お皿には食べ物が乗っているらしく私が手を引っ込めたら上物の羽織を汚してしまうだろう。


「け、謙信様、このままでいいんですか?
 もう少し離れた方がいいですよね?」

謙信「このままで良い」


短い返事からは彼の機嫌がどうなのか判別が難しい。怒らないって言っていたけど、物凄く嫌そうにしていたらそれはそれで悲しい。


幸村「ほら、早く皿のかまぼこを謙信様に食わせてみせろよ」

「今度はかまぼこなの?掴みにくそう…。
 ん?その前にかまぼこはどこなのよ?」


空中で箸をカシカシと空振りさせると皆が笑った。

ツルツルするかまぼこを掴むだけで手間取り、皆のアドバイスをもとに箸を動かしていく。


佐助「もう少し下……かな」

「かな?じゃなくて、お願いだよ、佐助君~~。
 外したら私の命がかかってるんだから」

幸村「ぶっ、まさかだろ。
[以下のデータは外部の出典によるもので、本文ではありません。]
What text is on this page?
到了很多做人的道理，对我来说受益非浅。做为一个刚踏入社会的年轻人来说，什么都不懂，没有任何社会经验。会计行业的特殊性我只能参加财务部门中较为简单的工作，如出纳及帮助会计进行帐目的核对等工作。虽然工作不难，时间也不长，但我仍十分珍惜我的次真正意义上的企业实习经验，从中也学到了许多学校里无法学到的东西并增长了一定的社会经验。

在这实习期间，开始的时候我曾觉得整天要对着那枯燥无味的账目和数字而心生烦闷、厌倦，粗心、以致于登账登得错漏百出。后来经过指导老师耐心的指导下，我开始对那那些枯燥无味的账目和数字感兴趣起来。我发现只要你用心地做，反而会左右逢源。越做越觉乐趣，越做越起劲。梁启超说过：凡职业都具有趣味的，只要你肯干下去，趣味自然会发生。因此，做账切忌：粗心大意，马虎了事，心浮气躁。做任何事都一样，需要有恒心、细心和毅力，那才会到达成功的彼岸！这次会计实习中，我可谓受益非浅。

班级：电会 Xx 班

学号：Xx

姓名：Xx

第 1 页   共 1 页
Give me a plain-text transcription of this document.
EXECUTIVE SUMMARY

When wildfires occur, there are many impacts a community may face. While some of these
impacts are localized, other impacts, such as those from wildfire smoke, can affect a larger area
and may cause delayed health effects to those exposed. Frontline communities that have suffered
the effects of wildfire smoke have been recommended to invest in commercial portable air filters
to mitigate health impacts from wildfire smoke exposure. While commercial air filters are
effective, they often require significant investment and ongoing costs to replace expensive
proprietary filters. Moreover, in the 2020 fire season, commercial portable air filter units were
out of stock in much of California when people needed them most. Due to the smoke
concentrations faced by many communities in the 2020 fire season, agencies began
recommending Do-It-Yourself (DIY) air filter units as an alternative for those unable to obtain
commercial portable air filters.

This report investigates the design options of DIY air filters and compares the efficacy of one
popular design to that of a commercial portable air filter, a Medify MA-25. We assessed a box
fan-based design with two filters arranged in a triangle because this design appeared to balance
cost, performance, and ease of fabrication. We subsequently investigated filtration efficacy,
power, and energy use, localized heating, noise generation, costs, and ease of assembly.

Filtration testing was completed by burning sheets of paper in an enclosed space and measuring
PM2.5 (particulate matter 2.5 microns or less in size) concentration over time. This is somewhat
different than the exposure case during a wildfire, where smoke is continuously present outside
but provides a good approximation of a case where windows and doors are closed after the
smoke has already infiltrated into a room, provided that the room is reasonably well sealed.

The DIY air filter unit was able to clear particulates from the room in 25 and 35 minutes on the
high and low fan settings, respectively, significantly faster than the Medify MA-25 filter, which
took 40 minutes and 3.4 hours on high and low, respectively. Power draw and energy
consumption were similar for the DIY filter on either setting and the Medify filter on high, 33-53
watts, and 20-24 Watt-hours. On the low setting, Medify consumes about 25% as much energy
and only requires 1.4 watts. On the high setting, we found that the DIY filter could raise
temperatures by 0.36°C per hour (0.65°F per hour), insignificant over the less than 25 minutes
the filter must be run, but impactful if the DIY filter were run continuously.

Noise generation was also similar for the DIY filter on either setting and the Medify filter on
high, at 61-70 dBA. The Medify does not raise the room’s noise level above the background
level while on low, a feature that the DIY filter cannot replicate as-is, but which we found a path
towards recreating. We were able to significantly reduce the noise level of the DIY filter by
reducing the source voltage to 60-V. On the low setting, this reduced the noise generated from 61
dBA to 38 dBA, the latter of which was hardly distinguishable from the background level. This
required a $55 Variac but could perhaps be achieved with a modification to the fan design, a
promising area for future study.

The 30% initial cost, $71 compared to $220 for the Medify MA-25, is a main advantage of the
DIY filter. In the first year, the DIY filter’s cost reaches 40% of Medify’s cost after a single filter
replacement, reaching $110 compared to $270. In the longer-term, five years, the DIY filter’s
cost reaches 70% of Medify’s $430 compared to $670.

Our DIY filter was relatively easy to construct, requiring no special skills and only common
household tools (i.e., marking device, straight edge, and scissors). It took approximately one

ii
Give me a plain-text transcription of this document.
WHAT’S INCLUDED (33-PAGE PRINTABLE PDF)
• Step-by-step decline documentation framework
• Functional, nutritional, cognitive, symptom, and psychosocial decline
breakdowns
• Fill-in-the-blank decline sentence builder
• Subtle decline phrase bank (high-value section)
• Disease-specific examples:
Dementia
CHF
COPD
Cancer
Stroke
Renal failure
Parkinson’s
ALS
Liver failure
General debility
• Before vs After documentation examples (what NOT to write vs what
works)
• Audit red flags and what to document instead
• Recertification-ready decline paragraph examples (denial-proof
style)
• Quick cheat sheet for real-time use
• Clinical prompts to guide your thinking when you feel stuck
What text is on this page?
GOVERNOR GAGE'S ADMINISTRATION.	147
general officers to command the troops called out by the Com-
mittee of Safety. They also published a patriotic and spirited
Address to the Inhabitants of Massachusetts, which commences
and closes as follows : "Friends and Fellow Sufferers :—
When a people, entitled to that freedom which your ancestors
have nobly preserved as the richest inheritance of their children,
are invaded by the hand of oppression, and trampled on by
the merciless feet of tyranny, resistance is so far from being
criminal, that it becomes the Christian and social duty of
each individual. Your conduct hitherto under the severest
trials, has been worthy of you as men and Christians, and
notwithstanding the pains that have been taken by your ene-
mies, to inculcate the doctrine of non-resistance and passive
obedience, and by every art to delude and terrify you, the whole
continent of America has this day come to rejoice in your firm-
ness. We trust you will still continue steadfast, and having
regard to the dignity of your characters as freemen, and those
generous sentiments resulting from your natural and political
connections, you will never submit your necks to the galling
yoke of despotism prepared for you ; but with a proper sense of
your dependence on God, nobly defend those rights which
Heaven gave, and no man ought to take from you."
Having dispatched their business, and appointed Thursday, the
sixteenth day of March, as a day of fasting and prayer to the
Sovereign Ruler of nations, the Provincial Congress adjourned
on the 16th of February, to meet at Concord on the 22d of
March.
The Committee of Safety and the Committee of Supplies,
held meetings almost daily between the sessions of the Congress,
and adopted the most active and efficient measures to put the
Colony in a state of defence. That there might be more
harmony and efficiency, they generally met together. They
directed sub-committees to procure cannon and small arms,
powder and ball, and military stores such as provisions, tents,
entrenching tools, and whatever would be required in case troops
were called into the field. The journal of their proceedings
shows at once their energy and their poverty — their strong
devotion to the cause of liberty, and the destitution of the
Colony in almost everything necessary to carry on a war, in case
このくらいで大げさな奴だな」


女嫌いの人に抱きついている私の緊張感を幸村はぜんぜん理解してくれない。
ケラケラ笑う幸村にかまぼこを投げつけたくなった。


(失敗したらどうなると思ってんの、幸村のバカー!)


密着している体はすごく逞しくて、鍛えられているんだと嫌でもわかる。意識しないなんてムリだ。

耳の奥がドクドクと脈打ち、盛んにさえずっているはずの鳥たちの声も聞こえない。